This is a guest post from Debtconsolidationcare.com, Internet’s first get out debt community.
Credit card debts are an increasing cause of concern and many are of the opinion that after subprime lending, credit card defaults is the second largest cause of the already existing economic slump. Defaults related to use of plastic money is adding fuel to fire. The number of credit card defaults is at an all time high and statistics suggest that this year the figure is likely to escalate in a remarkable manner.
Debts originating from US may be astronomical warns IMF
Debts could attain a figure of USD$4 trillion, the International Monetary Fund warned. It is also being anticipated that bad debts originating from the United States may reach USD$3.6 billion by mid 2010.
In fact statistical data suggests that in Q4 of 2008, household debt in United States was USD$13.8 trillion. The figure was released by the Federal Reserve. There is an increase by 8% from USD$12.8 trillion during Q4 of 2006. Studies reveal that a household has on an average debts worth USD$112,043 that include credit card debt, mortgages as well as other debts combined together.
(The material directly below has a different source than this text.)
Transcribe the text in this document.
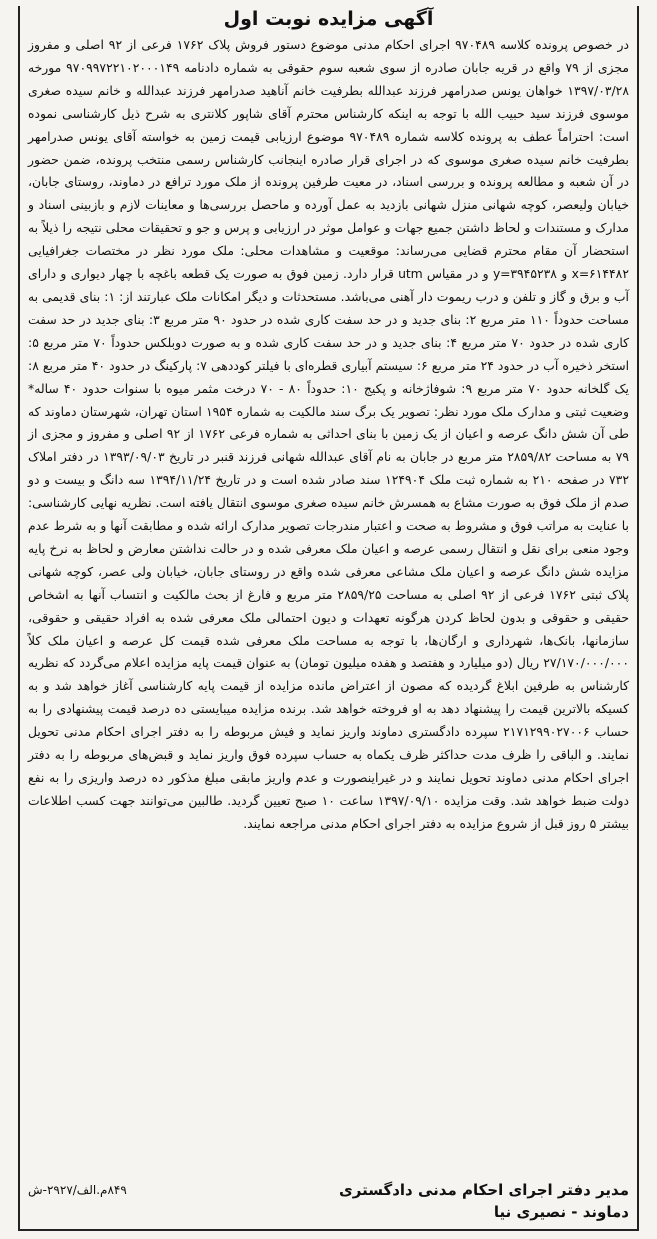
آگهی مزایده نوبت اول

در خصوص پرونده کلاسه ۹۷۰۴۸۹ اجرای احکام مدنی موضوع دستور فروش پلاک ۱۷۶۲ فرعی از ۹۲ اصلی و مفروز مجزی از ۷۹ واقع در قریه جابان صادره از سوی شعبه سوم حقوقی به شماره دادنامه ۹۷۰۹۹۷۲۲۱۰۲۰۰۰۱۴۹ مورخه ۱۳۹۷/۰۳/۲۸ خواهان یونس صدرامهر فرزند عبدالله بطرفیت خانم آناهید صدرامهر فرزند عبدالله و خانم سیده صغری موسوی فرزند سید حبیب الله با توجه به اینکه کارشناس محترم آقای شاپور کلانتری به شرح ذیل کارشناسی نموده است: احتراماً عطف به پرونده کلاسه شماره ۹۷۰۴۸۹ موضوع ارزیابی قیمت زمین به خواسته آقای یونس صدرامهر بطرفیت خانم سیده صغری موسوی که در اجرای قرار صادره اینجانب کارشناس رسمی منتخب پرونده، ضمن حضور در آن شعبه و مطالعه پرونده و بررسی اسناد، در معیت طرفین پرونده از ملک مورد ترافع در دماوند، روستای جابان، خیابان ولیعصر، کوچه شهانی منزل شهانی بازدید به عمل آورده و ماحصل بررسی‌ها و معاینات لازم و بازبینی اسناد و مدارک و مستندات و لحاظ داشتن جمیع جهات و عوامل موثر در ارزیابی و پرس و جو و تحقیقات محلی نتیجه را ذیلاً به استحضار آن مقام محترم قضایی می‌رساند: موقعیت و مشاهدات محلی: ملک مورد نظر در مختصات جغرافیایی x=۶۱۴۴۸۲ و y=۳۹۴۵۲۳۸ و در مقیاس utm قرار دارد. زمین فوق به صورت یک قطعه باغچه با چهار دیواری و دارای آب و برق و گاز و تلفن و درب ریموت دار آهنی می‌باشد. مستحدثات و دیگر امکانات ملک عبارتند از: ۱: بنای قدیمی به مساحت حدوداً ۱۱۰ متر مربع ۲: بنای جدید و در حد سفت کاری شده در حدود ۹۰ متر مربع ۳: بنای جدید در حد سفت کاری شده در حدود ۷۰ متر مربع ۴: بنای جدید و در حد سفت کاری شده و به صورت دوبلکس حدوداً ۷۰ متر مربع ۵: استخر ذخیره آب در حدود ۲۴ متر مربع ۶: سیستم آبیاری قطره‌ای با فیلتر کوددهی ۷: پارکینگ در حدود ۴۰ متر مربع ۸: یک گلخانه حدود ۷۰ متر مربع ۹: شوفاژخانه و پکیج ۱۰: حدوداً ۸۰ - ۷۰ درخت مثمر میوه با سنوات حدود ۴۰ ساله* وضعیت ثبتی و مدارک ملک مورد نظر: تصویر یک برگ سند مالکیت به شماره ۱۹۵۴ استان تهران، شهرستان دماوند که طی آن شش دانگ عرصه و اعیان از یک زمین با بنای احداثی به شماره فرعی ۱۷۶۲ از ۹۲ اصلی و مفروز و مجزی از ۷۹ به مساحت ۲۸۵۹/۸۲ متر مربع در جابان به نام آقای عبدالله شهانی فرزند قنبر در تاریخ ۱۳۹۳/۰۹/۰۳ در دفتر املاک ۷۳۲ در صفحه ۲۱۰ به شماره ثبت ملک ۱۲۴۹۰۴ سند صادر شده است و در تاریخ ۱۳۹۴/۱۱/۲۴ سه دانگ و بیست و دو صدم از ملک فوق به صورت مشاع به همسرش خانم سیده صغری موسوی انتقال یافته است. نظریه نهایی کارشناسی: با عنایت به مراتب فوق و مشروط به صحت و اعتبار مندرجات تصویر مدارک ارائه شده و مطابقت آنها و به شرط عدم وجود منعی برای نقل و انتقال رسمی عرصه و اعیان ملک معرفی شده و در حالت نداشتن معارض و لحاظ به نرخ پایه مزایده شش دانگ عرصه و اعیان ملک مشاعی معرفی شده واقع در روستای جابان، خیابان ولی عصر، کوچه شهانی پلاک ثبتی ۱۷۶۲ فرعی از ۹۲ اصلی به مساحت ۲۸۵۹/۲۵ متر مربع و فارغ از بحث مالکیت و انتساب آنها به اشخاص حقیقی و حقوقی و بدون لحاظ کردن هرگونه تعهدات و دیون احتمالی ملک معرفی شده به افراد حقیقی و حقوقی، سازمانها، بانک‌ها، شهرداری و ارگان‌ها، با توجه به مساحت ملک معرفی شده قیمت کل عرصه و اعیان ملک کلاً ۲۷/۱۷۰/۰۰۰/۰۰۰ ریال (دو میلیارد و هفتصد و هفده میلیون تومان) به عنوان قیمت پایه مزایده اعلام می‌گردد که نظریه کارشناس به طرفین ابلاغ گردیده که مصون از اعتراض مانده مزایده از قیمت پایه کارشناسی آغاز خواهد شد و به کسیکه بالاترین قیمت را پیشنهاد دهد به او فروخته خواهد شد. برنده مزایده میبایستی ده درصد قیمت پیشنهادی را به حساب ۲۱۷۱۲۹۹۰۲۷۰۰۶ سپرده دادگستری دماوند واریز نماید و فیش مربوطه را به دفتر اجرای احکام مدنی تحویل نمایند. و الباقی را ظرف مدت حداکثر ظرف یکماه به حساب سپرده فوق واریز نماید و قبض‌های مربوطه را به دفتر اجرای احکام مدنی دماوند تحویل نمایند و در غیراینصورت و عدم واریز مابقی مبلغ مذکور ده درصد واریزی را به نفع دولت ضبط خواهد شد. وقت مزایده ۱۳۹۷/۰۹/۱۰ ساعت ۱۰ صبح تعیین گردید. طالبین می‌توانند جهت کسب اطلاعات بیشتر ۵ روز قبل از شروع مزایده به دفتر اجرای احکام مدنی مراجعه نمایند.

مدیر دفتر اجرای احکام مدنی دادگستری دماوند - نصیری نیا
۸۴۹م.الف/۲۹۲۷-ش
Financial experts are of the opinion that the credit card industry is heading towards a situation similar to subprime mortgage crisis. It is being anticipated that unpaid debts will reach the USD$95 billion mark in 2009. Major credit card companies have announced write off volumes.
And one such credit card giant lost its credit rating soon after it declared debts that were not collected reached 8.7% in February 2009. Another credit card issuer reported that its default rate touched 9.3% in February this year. The figure was 7% in the month of January 2009. An escalation of 2.3% occurred in just one month.
Credit card issuers have changed payment policies to minimize risk
Credit cardholders have complained that many credit card companies have changed their payment policies and most of the credit cardholders were unaware. Owing to the credit crunch, lenders have become more apprehensive and have started exercising increased caution as far as lending is concerned.
The credit card issuers are taking all possible measures to reduce risks associated with lending. Credit card companies think credit cardholders will fail to make payments. And for similar reasons they are increasing the rate of interest, reducing the credit limits and making adjustments in their reward program etc.
The credit card issuers are not required to notify the consumers. As a result the consumers continue using the credit cards assuming that the terms and conditions are the same. It only adds up to their existing outstanding balance and consumers have to shell out late fees and extra charges.
When a credit cardholder accepts credit cards, there are a couple of cardholders who fail to realize what they are actually accepting as terms and conditions of credit card usage. So, before the credit cards take control of your life and finances, use them sensibly so that you don’t fall into a vicious debt cycle.